Le CNDH et le CICR commémorent la journée internationale des personnes disparues

Le CNDH et le CICR commémorent la journée internationale des personnes disparues

Chaque année, le 30 août est marqué dans le monde entier par la commémoration de la Journée internationale des personnes disparues. Cette journée a été instituée le 21 décembre 2010 à la suite de l’adoption de la Convention internationale de protection des personnes contre les disparitions forcées par l’Assemblée générale des Nations Unies en 2006.

Pour cette année 2025, le Conseil national des droits de l’homme (CNDH) et le CICR ont commémoré cette journée le  11 septembre 2025. Les deux institutions s’engagent, avec la contribution de divers acteurs étatiques, à la mise en place d’un cadre légal et d’un mécanisme national de suivi, entamé depuis 2021, qui diffuse un système de référencement des familles de personnes disparues pour la prise en charge de leurs besoins.

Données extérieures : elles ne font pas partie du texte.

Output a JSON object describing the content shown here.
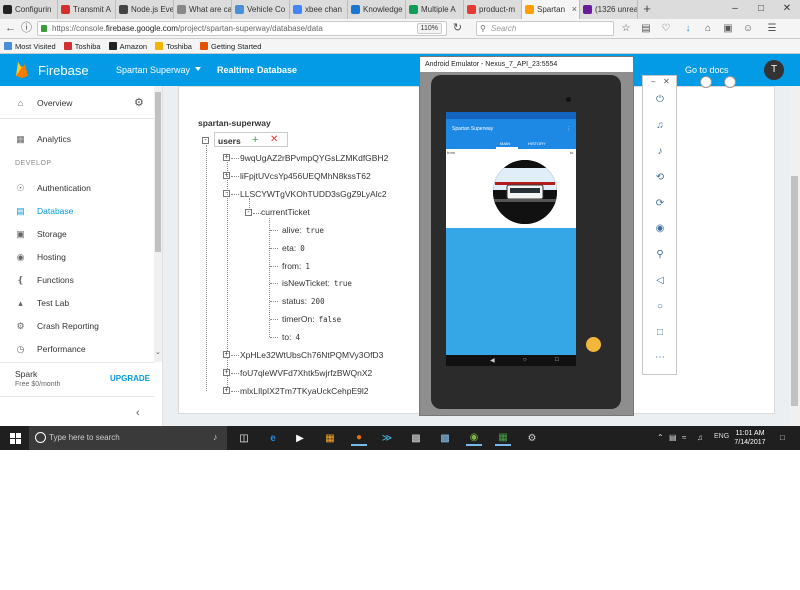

« Cette célébration vise non seulement à informer et sensibiliser sur l’importance de la question des personnes disparues, mais aussi à appeler les États et les organisations internationales à poursuivre leurs efforts pour prévenir les disparitions et traiter les conséquences qui en découlent pour les personnes concernées ainsi que leurs familles et proches » a indiqué la présidente du CNDH, Mme Namizata Sangaré. Cette journée ajoute –t-elle,  nous rappelle que derrière chaque disparition, il y a un visage, un nom, un rêve inassouvi, une histoire brisée, des cœurs en lambeaux, des familles meurtries, plongées dans l’incertitude, incapables de faire leur  deuil.

«  Vivre sans savoir où est son enfant, son père, sa mère, son ou sa conjoint (e), sa sœur, son frère, c’est vivre une douleur silencieuse, une angoisse permanente, une blessure ouverte qui ne se referme jamais » a-t-elle ajouté en précisant qu’en Côte d’Ivoire, nombreuses sont les familles et les communautés qui portent ce lourd fardeau. C’est pour les membres de celles-ci que, depuis six (6) ans, le CNDH et le CICR veillent à ce que cette journée ne soit pas seulement un moment de commémoration, mais une occasion de mobilisation et d’actions concrètes visant à répondre aux besoins multiformes des parents et proches des personnes disparues.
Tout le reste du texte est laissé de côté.